The Advisors' Blog

This blog features wisdom from respected compensation consultants and lawyers

November 12, 2014

Study: Limited Disclosure of Pay-for-Performance Analyses

Subodh Mishra, ISS Governance Exchange

Six in 10 U.S. companies conducted analyses to assess “how closely” executive pay levels align with company performance, yet nearly two-thirds of those companies did not disclose the results of those analyses in their 2014 proxy statements, according to a recently released Towers Watson survey. The Towers Watson survey found that 60 percent of the 104 U.S. companies polled in September and October conducted a pay-for-performance analysis that compares both the company’s financial performance and pay positioning with those of its peers in the marketplace. Among those companies, nearly two-thirds (63 percent) did not disclose that they conducted an analysis or the results of the analysis in their 2014 proxies. Thirty percent of respondents disclosed the findings of the analysis, while the remaining 7 percent told shareholders they performed the analysis but did not reveal the details, Towers noted in an Oct. 30 statement. In a similar survey two years ago, 44 percent of companies did not tell shareholders that they performed a pay-for-performance analysis.
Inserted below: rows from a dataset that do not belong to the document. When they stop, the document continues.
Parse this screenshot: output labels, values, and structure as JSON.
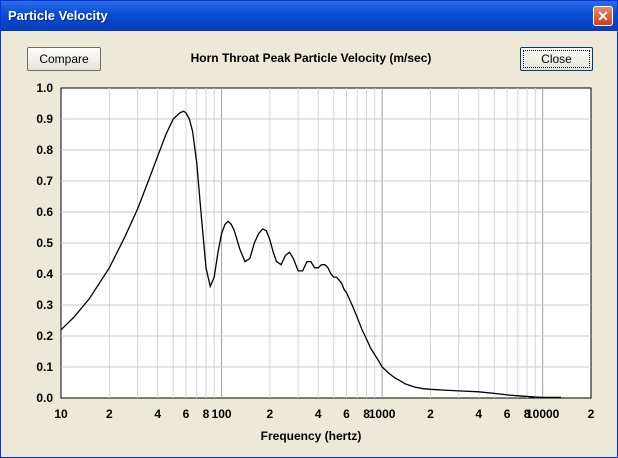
{
  "window": {
    "title": "Particle Velocity",
    "close_icon": "✕"
  },
  "buttons": {
    "compare": "Compare",
    "close": "Close"
  },
  "chart_data": {
    "type": "line",
    "title": "Horn Throat Peak Particle Velocity (m/sec)",
    "xlabel": "Frequency (hertz)",
    "ylabel": "",
    "xscale": "log",
    "xlim": [
      10,
      20000
    ],
    "ylim": [
      0,
      1.0
    ],
    "grid": true,
    "y_ticks": [
      "0.0",
      "0.1",
      "0.2",
      "0.3",
      "0.4",
      "0.5",
      "0.6",
      "0.7",
      "0.8",
      "0.9",
      "1.0"
    ],
    "x_ticks": [
      {
        "v": 10,
        "label": "10"
      },
      {
        "v": 20,
        "label": "2"
      },
      {
        "v": 40,
        "label": "4"
      },
      {
        "v": 60,
        "label": "6"
      },
      {
        "v": 80,
        "label": "8"
      },
      {
        "v": 100,
        "label": "100"
      },
      {
        "v": 200,
        "label": "2"
      },
      {
        "v": 400,
        "label": "4"
      },
      {
        "v": 600,
        "label": "6"
      },
      {
        "v": 800,
        "label": "8"
      },
      {
        "v": 1000,
        "label": "1000"
      },
      {
        "v": 2000,
        "label": "2"
      },
      {
        "v": 4000,
        "label": "4"
      },
      {
        "v": 6000,
        "label": "6"
      },
      {
        "v": 8000,
        "label": "8"
      },
      {
        "v": 10000,
        "label": "10000"
      },
      {
        "v": 20000,
        "label": "2"
      }
    ],
    "series": [
      {
        "x": [
          10,
          12,
          15,
          20,
          25,
          30,
          35,
          40,
          45,
          50,
          55,
          58,
          60,
          63,
          66,
          70,
          75,
          80,
          85,
          90,
          95,
          100,
          105,
          110,
          115,
          120,
          130,
          140,
          150,
          160,
          170,
          180,
          190,
          200,
          210,
          220,
          235,
          250,
          265,
          280,
          300,
          320,
          340,
          360,
          380,
          400,
          420,
          440,
          460,
          480,
          500,
          520,
          540,
          560,
          580,
          600,
          650,
          700,
          750,
          800,
          850,
          900,
          950,
          1000,
          1100,
          1200,
          1300,
          1400,
          1500,
          1600,
          1800,
          2000,
          2500,
          3000,
          4000,
          5000,
          6000,
          7000,
          8000,
          9000,
          10000,
          11000,
          12000,
          13000
        ],
        "y": [
          0.22,
          0.26,
          0.32,
          0.42,
          0.52,
          0.61,
          0.7,
          0.78,
          0.85,
          0.9,
          0.92,
          0.925,
          0.92,
          0.9,
          0.86,
          0.76,
          0.58,
          0.42,
          0.36,
          0.39,
          0.47,
          0.53,
          0.56,
          0.57,
          0.56,
          0.54,
          0.48,
          0.44,
          0.45,
          0.5,
          0.53,
          0.545,
          0.54,
          0.51,
          0.47,
          0.44,
          0.43,
          0.46,
          0.47,
          0.45,
          0.41,
          0.41,
          0.44,
          0.44,
          0.42,
          0.42,
          0.43,
          0.43,
          0.42,
          0.4,
          0.39,
          0.39,
          0.38,
          0.37,
          0.35,
          0.34,
          0.3,
          0.26,
          0.22,
          0.19,
          0.16,
          0.14,
          0.12,
          0.1,
          0.08,
          0.065,
          0.055,
          0.045,
          0.04,
          0.035,
          0.03,
          0.028,
          0.025,
          0.023,
          0.02,
          0.015,
          0.01,
          0.007,
          0.005,
          0.003,
          0.002,
          0.002,
          0.002,
          0.002
        ]
      }
    ]
  }
}
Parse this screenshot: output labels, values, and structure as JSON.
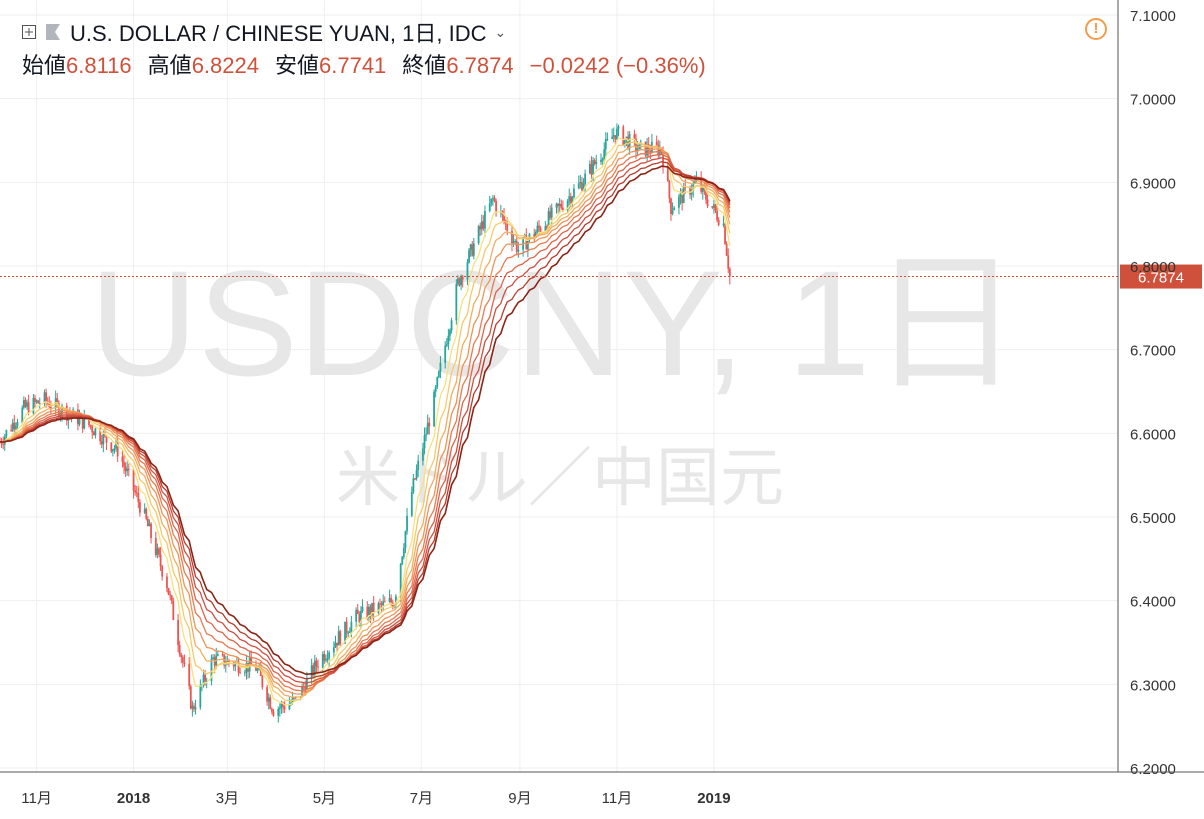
{
  "header": {
    "title": "U.S. DOLLAR / CHINESE YUAN, 1日, IDC",
    "open_label": "始値",
    "open": "6.8116",
    "high_label": "高値",
    "high": "6.8224",
    "low_label": "安値",
    "low": "6.7741",
    "close_label": "終値",
    "close": "6.7874",
    "change": "−0.0242 (−0.36%)"
  },
  "watermark": {
    "symbol": "USDCNY, 1日",
    "name": "米ドル／中国元"
  },
  "icons": {
    "expand": "plus-square-icon",
    "flag": "flag-icon",
    "dropdown": "chevron-down-icon",
    "alert": "alert-icon"
  },
  "colors": {
    "up": "#26a69a",
    "down": "#ef5350",
    "price_label_bg": "#d0513b",
    "ribbon_fast": "#f9e07a",
    "ribbon_slow": "#8b2416"
  },
  "chart_data": {
    "type": "line",
    "title": "U.S. DOLLAR / CHINESE YUAN, 1日, IDC",
    "ylim": [
      6.2,
      7.1
    ],
    "y_ticks": [
      "7.1000",
      "7.0000",
      "6.9000",
      "6.8000",
      "6.7000",
      "6.6000",
      "6.5000",
      "6.4000",
      "6.3000",
      "6.2000"
    ],
    "x_ticks": [
      "11月",
      "2018",
      "3月",
      "5月",
      "7月",
      "9月",
      "11月",
      "2019"
    ],
    "last_price": "6.7874",
    "price_anchors": [
      {
        "date": "2017-10-09",
        "value": 6.59
      },
      {
        "date": "2017-10-24",
        "value": 6.63
      },
      {
        "date": "2017-11-06",
        "value": 6.64
      },
      {
        "date": "2017-12-04",
        "value": 6.61
      },
      {
        "date": "2017-12-22",
        "value": 6.58
      },
      {
        "date": "2018-01-08",
        "value": 6.5
      },
      {
        "date": "2018-01-22",
        "value": 6.42
      },
      {
        "date": "2018-02-07",
        "value": 6.27
      },
      {
        "date": "2018-02-20",
        "value": 6.33
      },
      {
        "date": "2018-03-19",
        "value": 6.32
      },
      {
        "date": "2018-03-30",
        "value": 6.27
      },
      {
        "date": "2018-04-13",
        "value": 6.28
      },
      {
        "date": "2018-04-28",
        "value": 6.33
      },
      {
        "date": "2018-05-21",
        "value": 6.38
      },
      {
        "date": "2018-06-14",
        "value": 6.4
      },
      {
        "date": "2018-06-25",
        "value": 6.53
      },
      {
        "date": "2018-07-09",
        "value": 6.64
      },
      {
        "date": "2018-07-24",
        "value": 6.78
      },
      {
        "date": "2018-08-15",
        "value": 6.88
      },
      {
        "date": "2018-08-31",
        "value": 6.82
      },
      {
        "date": "2018-09-21",
        "value": 6.86
      },
      {
        "date": "2018-10-10",
        "value": 6.9
      },
      {
        "date": "2018-10-31",
        "value": 6.96
      },
      {
        "date": "2018-11-15",
        "value": 6.94
      },
      {
        "date": "2018-11-29",
        "value": 6.94
      },
      {
        "date": "2018-12-05",
        "value": 6.87
      },
      {
        "date": "2018-12-21",
        "value": 6.9
      },
      {
        "date": "2018-12-31",
        "value": 6.87
      },
      {
        "date": "2019-01-07",
        "value": 6.85
      },
      {
        "date": "2019-01-11",
        "value": 6.7874
      }
    ],
    "ma_periods": [
      5,
      8,
      11,
      14,
      17,
      20,
      23,
      26,
      29
    ]
  }
}
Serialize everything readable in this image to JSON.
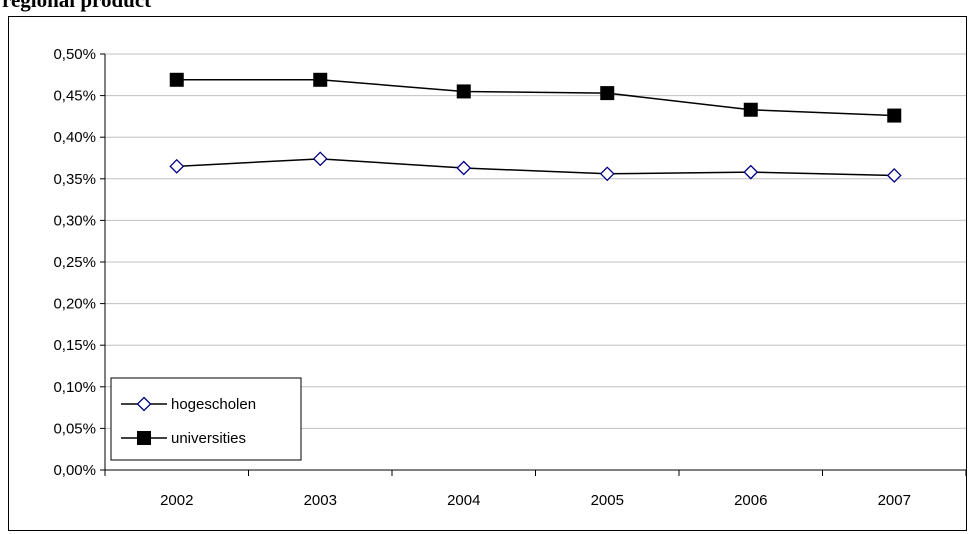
{
  "chart_data": {
    "type": "line",
    "title": "regional product",
    "categories": [
      "2002",
      "2003",
      "2004",
      "2005",
      "2006",
      "2007"
    ],
    "y_ticks": [
      "0,00%",
      "0,05%",
      "0,10%",
      "0,15%",
      "0,20%",
      "0,25%",
      "0,30%",
      "0,35%",
      "0,40%",
      "0,45%",
      "0,50%"
    ],
    "ylim": [
      0,
      0.5
    ],
    "y_unit": "%",
    "grid": true,
    "legend_position": "bottom-left",
    "series": [
      {
        "name": "hogescholen",
        "marker": "open-diamond",
        "color": "#000080",
        "values": [
          0.365,
          0.374,
          0.363,
          0.356,
          0.358,
          0.354
        ]
      },
      {
        "name": "universities",
        "marker": "filled-square",
        "color": "#000000",
        "values": [
          0.469,
          0.469,
          0.455,
          0.453,
          0.433,
          0.426
        ]
      }
    ]
  }
}
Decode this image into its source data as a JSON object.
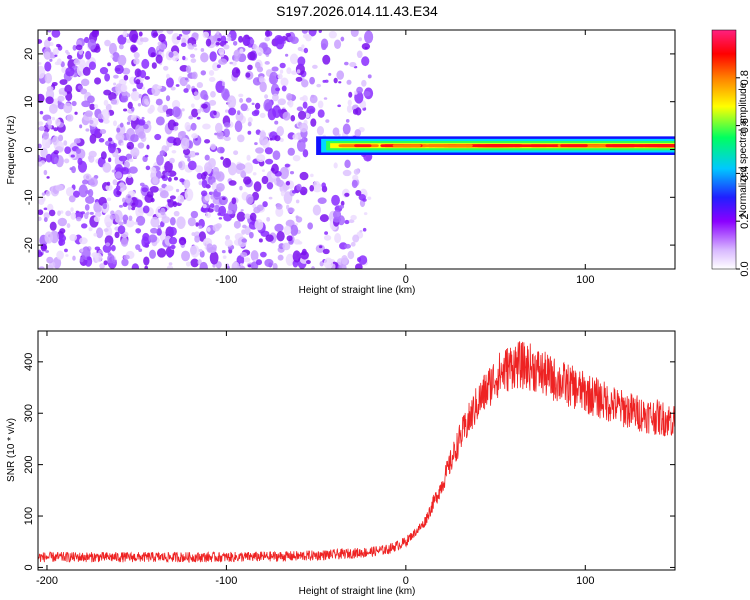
{
  "title": "S197.2026.014.11.43.E34",
  "chart_data": [
    {
      "type": "heatmap",
      "xlabel": "Height of straight line (km)",
      "ylabel": "Frequency (Hz)",
      "xlim": [
        -205,
        150
      ],
      "ylim": [
        -25,
        25
      ],
      "xticks": [
        -200,
        -100,
        0,
        100
      ],
      "yticks": [
        -20,
        -10,
        0,
        10,
        20
      ],
      "noise_region_x": [
        -205,
        -30
      ],
      "signal_band": {
        "x_start": -50,
        "x_end": 150,
        "frequency_center": 0.8,
        "bandwidth": 1.5
      },
      "colorbar": {
        "label": "Normalized spectral amplitude",
        "ticks": [
          0.0,
          0.2,
          0.4,
          0.6,
          0.8
        ],
        "tick_labels": [
          "0.0",
          "0.2",
          "0.4",
          "0.6",
          "0.8"
        ],
        "range": [
          0,
          1
        ]
      }
    },
    {
      "type": "line",
      "xlabel": "Height of straight line (km)",
      "ylabel": "SNR (10 * v/v)",
      "xlim": [
        -205,
        150
      ],
      "ylim": [
        -5,
        460
      ],
      "xticks": [
        -200,
        -100,
        0,
        100
      ],
      "yticks": [
        0,
        100,
        200,
        300,
        400
      ],
      "series": [
        {
          "name": "SNR",
          "color": "#ee2222",
          "x": [
            -205,
            -150,
            -100,
            -60,
            -40,
            -20,
            -10,
            0,
            10,
            20,
            30,
            40,
            50,
            60,
            70,
            80,
            90,
            100,
            110,
            120,
            130,
            140,
            150
          ],
          "y": [
            20,
            20,
            20,
            22,
            25,
            30,
            35,
            50,
            85,
            160,
            250,
            320,
            370,
            395,
            390,
            370,
            355,
            340,
            325,
            310,
            300,
            292,
            285
          ]
        }
      ]
    }
  ]
}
When asked why they did not disclose the pay-for-performance analysis, just over three-fourths of respondents said they were waiting for forthcoming Securities and Exchange Commission disclosure rules to be issued before doing so, while one-third also said they were concerned about setting a precedent that will require similar disclosure in the future. About two in 10 respondents said the analysis did not yield incrementally valuable information to shareholders, Towers said.

Interestingly, a vast majority of respondents analyze pay-for-performance alignment in ways that may be at odds with what the SEC may require. For example, among companies that conducted a pay-for-performance analysis, nearly all (96 percent) compared their performance to a company-defined peer group. Additionally, the majority of respondents (79 percent) used a three-year period to measure performance. And more than half (60 percent) use a definition of compensation other than that disclosed in the Summary Compensation Table, as required by the SEC.

Companies continued to make changes to their executive pay programs to further strengthen the link between pay and performance, the survey noted. More than four in 10 (43 percent) changed their peer comparison group, while a slightly lower percentage (40 percent) changed the performance measures used to determine incentive payouts. Slightly more than a quarter of the respondents used more demanding performance goals and changed the equity pay mix.